New Developments Abroad: Many Markets Shut For Good Friday

April 10, 2009

Virtually all European markets are closed. So were Australia, New Zealand, Hong Kong, Singapore, and the Philippines. U.S. and Canada to shut, too.

Asian stocks rallied, gaining 4.3% in Vietnam, 4.1% in Pakistan, 3.1% in China, 2.6% in Malaysia, 1.5% in South Korea and 0.5% in Japan.

The dollar and yen are a little firmer, each showing rises of 0.4% against the Canadian dollar, 0.3% relative to sterling, 0.2% against the Swiss franc and kiwi, and 0.1% against the Australian dollar and euro.

The 10-year JGB yield closed down 2.5 basis points at 1.45% but not before touching a high of 1.49%.

The International Energy Agency reduced its forecast for global oil demand to a 5-year low of 2.4 million barrels per day.

Japanese Prime Minister Aso formally unveiled a Y 15.4 trillion fiscal stimulus, the fourth so far, and such is projected to generate two percentage points of growth and lift the total of deficit bond issues in fiscal 2009 to Y 44 trillion from Y 33 trillion planned earlier.

Chile’s central bank interest rate was cut by 50 basis points to 1.75%, lowest since 2004.  The size of the reduction was smaller than three cuts in 1Q09 totaling six percentage points.

The Vietnamese refinancing rate was slashed to 7% from 8%, and the central bank also cut the discount rate by a full percentage point to 5%.

Japanese M2 posted on-year growth of 2.2% in March, 2.1% in the first quarter, and 2.1% in 2008.  M3 went up 1.3% in the year to March, and broad liquidity was unchanged.  A 3.4% increase in bank lending, although down from 3.5% in the year to February, still reflects corporate cash hoardingBOJ minutes from the Policy Board’s meeting on March 17-18 foreshadows downwardly revised growth and inflation forecasts at the end of this month.

French industrial production sank by a much less-than-expected 0.5% in February.  Factory output only eased 0.1%. On-year declines amounted to 13.5% for industrial production and 15.7% for manufacturing output. French consumer price inflation slowed to 0.4% on year in March.
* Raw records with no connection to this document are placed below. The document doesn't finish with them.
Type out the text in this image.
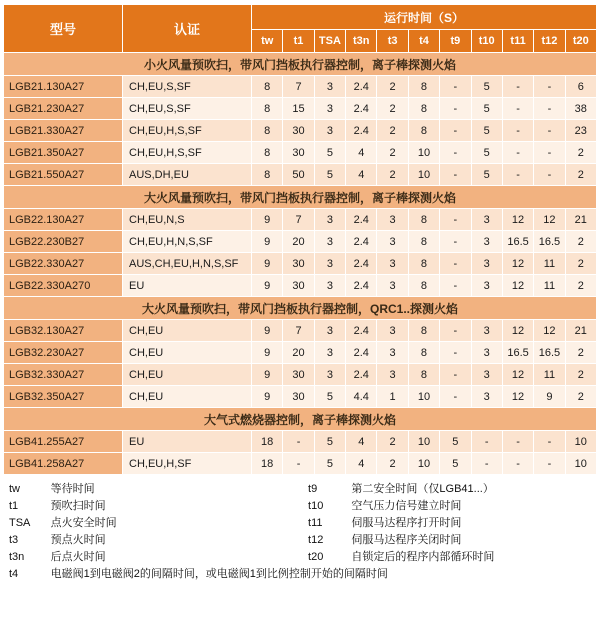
型号	认证	运行时间（S）										
		tw	t1	TSA	t3n	t3	t4	t9	t10	t11	t12	t20
小火风量预吹扫，带风门挡板执行器控制，离子棒探测火焰												
LGB21.130A27	CH,EU,S,SF	8	7	3	2.4	2	8	-	5	-	-	6
LGB21.230A27	CH,EU,S,SF	8	15	3	2.4	2	8	-	5	-	-	38
LGB21.330A27	CH,EU,H,S,SF	8	30	3	2.4	2	8	-	5	-	-	23
LGB21.350A27	CH,EU,H,S,SF	8	30	5	4	2	10	-	5	-	-	2
LGB21.550A27	AUS,DH,EU	8	50	5	4	2	10	-	5	-	-	2
大火风量预吹扫，带风门挡板执行器控制，离子棒探测火焰												
LGB22.130A27	CH,EU,N,S	9	7	3	2.4	3	8	-	3	12	12	21
LGB22.230B27	CH,EU,H,N,S,SF	9	20	3	2.4	3	8	-	3	16.5	16.5	2
LGB22.330A27	AUS,CH,EU,H,N,S,SF	9	30	3	2.4	3	8	-	3	12	11	2
LGB22.330A270	EU	9	30	3	2.4	3	8	-	3	12	11	2
大火风量预吹扫，带风门挡板执行器控制，QRC1..探测火焰												
LGB32.130A27	CH,EU	9	7	3	2.4	3	8	-	3	12	12	21
LGB32.230A27	CH,EU	9	20	3	2.4	3	8	-	3	16.5	16.5	2
LGB32.330A27	CH,EU	9	30	3	2.4	3	8	-	3	12	11	2
LGB32.350A27	CH,EU	9	30	5	4.4	1	10	-	3	12	9	2
大气式燃烧器控制，离子棒探测火焰												
LGB41.255A27	EU	18	-	5	4	2	10	5	-	-	-	10
LGB41.258A27	CH,EU,H,SF	18	-	5	4	2	10	5	-	-	-	10
tw	等待时间	t9	第二安全时间（仅LGB41...）
t1	预吹扫时间	t10	空气压力信号建立时间
TSA	点火安全时间	t11	伺服马达程序打开时间
t3	预点火时间	t12	伺服马达程序关闭时间
t3n	后点火时间	t20	自锁定后的程序内部循环时间
t4	电磁阀1到电磁阀2的间隔时间，或电磁阀1到比例控制开始的间隔时间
The monthly gain was 0.2%. The French budget gap widened 32% to EUR 29.9 billion in February from a year earlier, as revenues plunged 21.8%, and spending fell 4.3%.

Thailand’s prime minister declared today a holiday amid mounting unrest, but markets and banks stayed open.

The Bank of Korea released new economic forecasts for 2009 and 2010, showing much weaker growth of -2.4% this year and 3.5% next year.  The central bank expects GDP last quarter to eke out a 0.2% uptick but to be 4.2% below its year-earlier level.

Hungary, Pakistan, and Romania reported lower inflation.  In Hungary’s case the 2.9% pace was in target for the first time in three years.

Industrial production in Slovenia plummeted 22.3% in the year to February.

China’s new agency reported a larger-than-expected $18.56 billion trade surplus in March after $4.84 billion in February and $39.1 billion in January.  Exports (down 17.1% on year) and imports (off 25.1%) fell for a fifth consecutive month.

Readings in the OECD index of leading economic indicators fell in February for the whole group, the United States, Euroland, Britain, Canada, Japan, Brazil, China, India and Russia.  The U.S. reading dropped 1.1 points, while Euroland’s only slid 0.2 points.